Contamination of retail poultry by Campylobacter spp. is a significant source of human diarrheal disease. We have developed a colony-lift immunoassay (CLI) for the detection of Campylobacter jejuni, C. coli, and C. lari isolated from such sources and grown on selective agar medium or on filter membranes. This technique has been successfully utilized to quantify Campylobacter colonies within 18 to 28 h after sampling. Hydrophobic, high-protein-binding membranes were prewet with methanol and used to imprint bacterial cells from the agar or filter membrane, while leaving colonies intact and viable.

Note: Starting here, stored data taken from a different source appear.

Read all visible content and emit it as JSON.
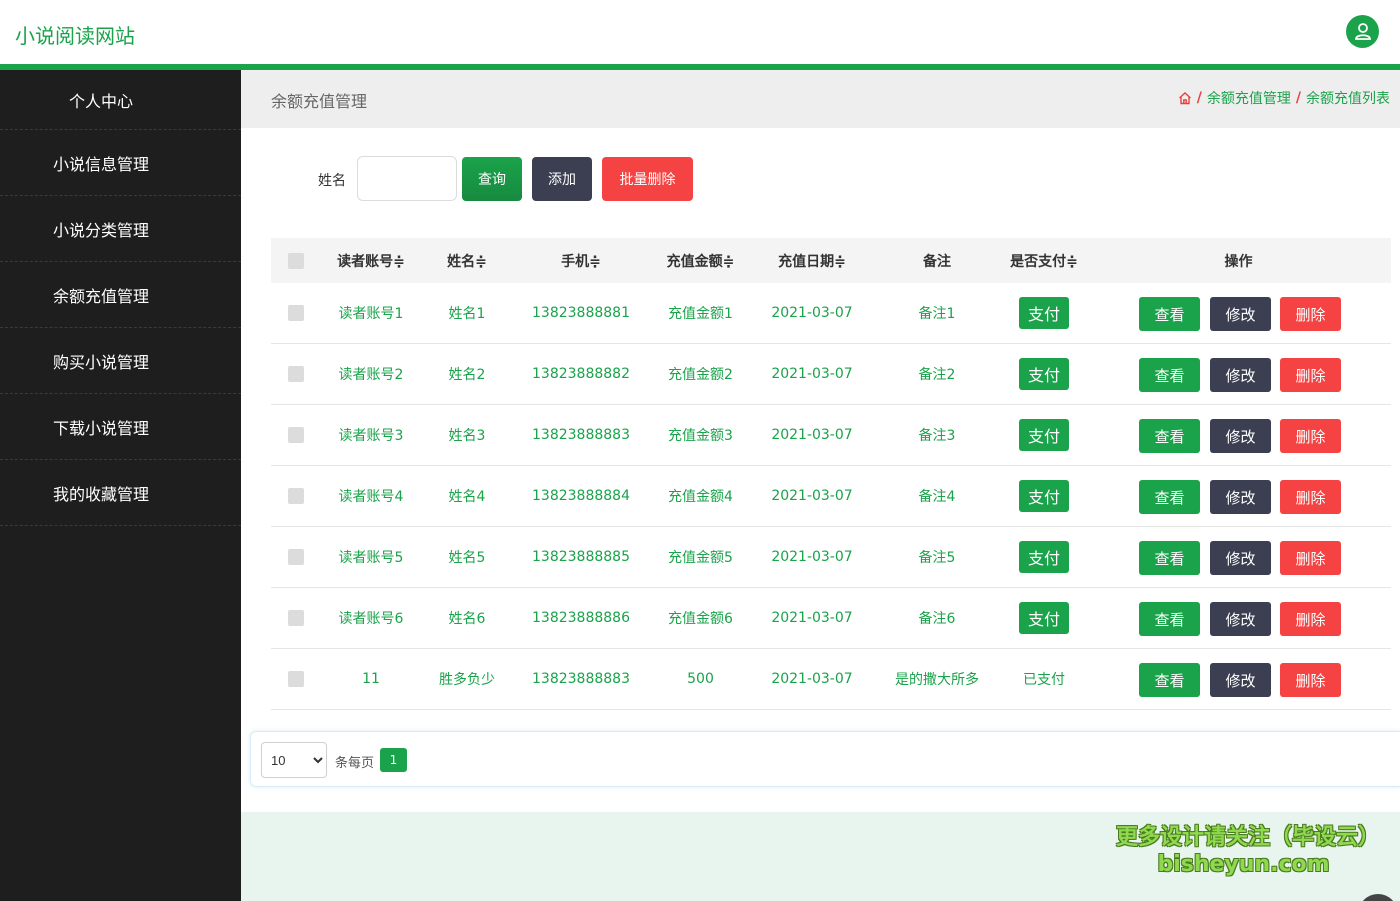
{
  "topbar": {
    "site_title": "小说阅读网站",
    "avatar_icon": "user-icon"
  },
  "sidebar": {
    "items": [
      {
        "label": "个人中心"
      },
      {
        "label": "小说信息管理"
      },
      {
        "label": "小说分类管理"
      },
      {
        "label": "余额充值管理"
      },
      {
        "label": "购买小说管理"
      },
      {
        "label": "下载小说管理"
      },
      {
        "label": "我的收藏管理"
      }
    ]
  },
  "header": {
    "page_title": "余额充值管理",
    "breadcrumb": {
      "sep": "/",
      "item1": "余额充值管理",
      "item2": "余额充值列表"
    }
  },
  "search": {
    "label": "姓名",
    "value": "",
    "query_label": "查询",
    "add_label": "添加",
    "batch_delete_label": "批量删除"
  },
  "table": {
    "headers": {
      "account": "读者账号≑",
      "name": "姓名≑",
      "phone": "手机≑",
      "amount": "充值金额≑",
      "date": "充值日期≑",
      "note": "备注",
      "paid": "是否支付≑",
      "op": "操作"
    },
    "pay_label": "支付",
    "view_label": "查看",
    "edit_label": "修改",
    "delete_label": "删除",
    "rows": [
      {
        "account": "读者账号1",
        "name": "姓名1",
        "phone": "13823888881",
        "amount": "充值金额1",
        "date": "2021-03-07",
        "note": "备注1",
        "paid": ""
      },
      {
        "account": "读者账号2",
        "name": "姓名2",
        "phone": "13823888882",
        "amount": "充值金额2",
        "date": "2021-03-07",
        "note": "备注2",
        "paid": ""
      },
      {
        "account": "读者账号3",
        "name": "姓名3",
        "phone": "13823888883",
        "amount": "充值金额3",
        "date": "2021-03-07",
        "note": "备注3",
        "paid": ""
      },
      {
        "account": "读者账号4",
        "name": "姓名4",
        "phone": "13823888884",
        "amount": "充值金额4",
        "date": "2021-03-07",
        "note": "备注4",
        "paid": ""
      },
      {
        "account": "读者账号5",
        "name": "姓名5",
        "phone": "13823888885",
        "amount": "充值金额5",
        "date": "2021-03-07",
        "note": "备注5",
        "paid": ""
      },
      {
        "account": "读者账号6",
        "name": "姓名6",
        "phone": "13823888886",
        "amount": "充值金额6",
        "date": "2021-03-07",
        "note": "备注6",
        "paid": ""
      },
      {
        "account": "11",
        "name": "胜多负少",
        "phone": "13823888883",
        "amount": "500",
        "date": "2021-03-07",
        "note": "是的撒大所多",
        "paid": "已支付"
      }
    ]
  },
  "pager": {
    "page_size": "10",
    "per_page_label": "条每页",
    "current_page": "1"
  },
  "watermark": {
    "line1": "更多设计请关注（毕设云）",
    "line2": "bisheyun.com"
  },
  "colors": {
    "brand_green": "#1aa34a",
    "sidebar_bg": "#1e1e1e",
    "danger": "#f54242",
    "dark_btn": "#3b3f51"
  }
}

The membranes were air dried, peroxidase neutralized, blocked with bovine serum albumin in phosphate-buffered saline, and hybridized for 5 min with an affinity-purified, horseradish peroxidase-labeled goat anti-Campylobacter antibody preparation (Kirkegaard and Perry Laboratories). The membranes were washed briefly, exposed to a 3,'5,5'-tetramethylbenzidine membrane substrate, rinsed in deionized water, and allowed to dry. Lifted colonies of Campylobacter were identified by a blue color reaction on the membrane. Replicas of the membranes were made by marking the location of the Campylobacter colonies on clear transparencies, which were subsequently utilized to locate the original colony on the filter membrane or agar plate. The specificity of this antibody preparation has been evaluated against a wide range of Campylobacter spp., including American Type Culture Collection type and references strains, retail poultry isolates, and isolates obtained from cloacal swabs of live commercial broiler chickens. Specificity against numerous non-Campylobacter spp. obtained from the same sources was also evaluated. The CLI provided a rapid and simple means for detection and enumeration of enteropathogenic Campylobacter organisms. We have successfully combined this CLI procedure with methods recently developed in our laboratories for retail meat and poultry sampling. Potentially, broader applications for use of this technique include detection and enumeration of campylobacters from clinical, veterinary, and environmental samples.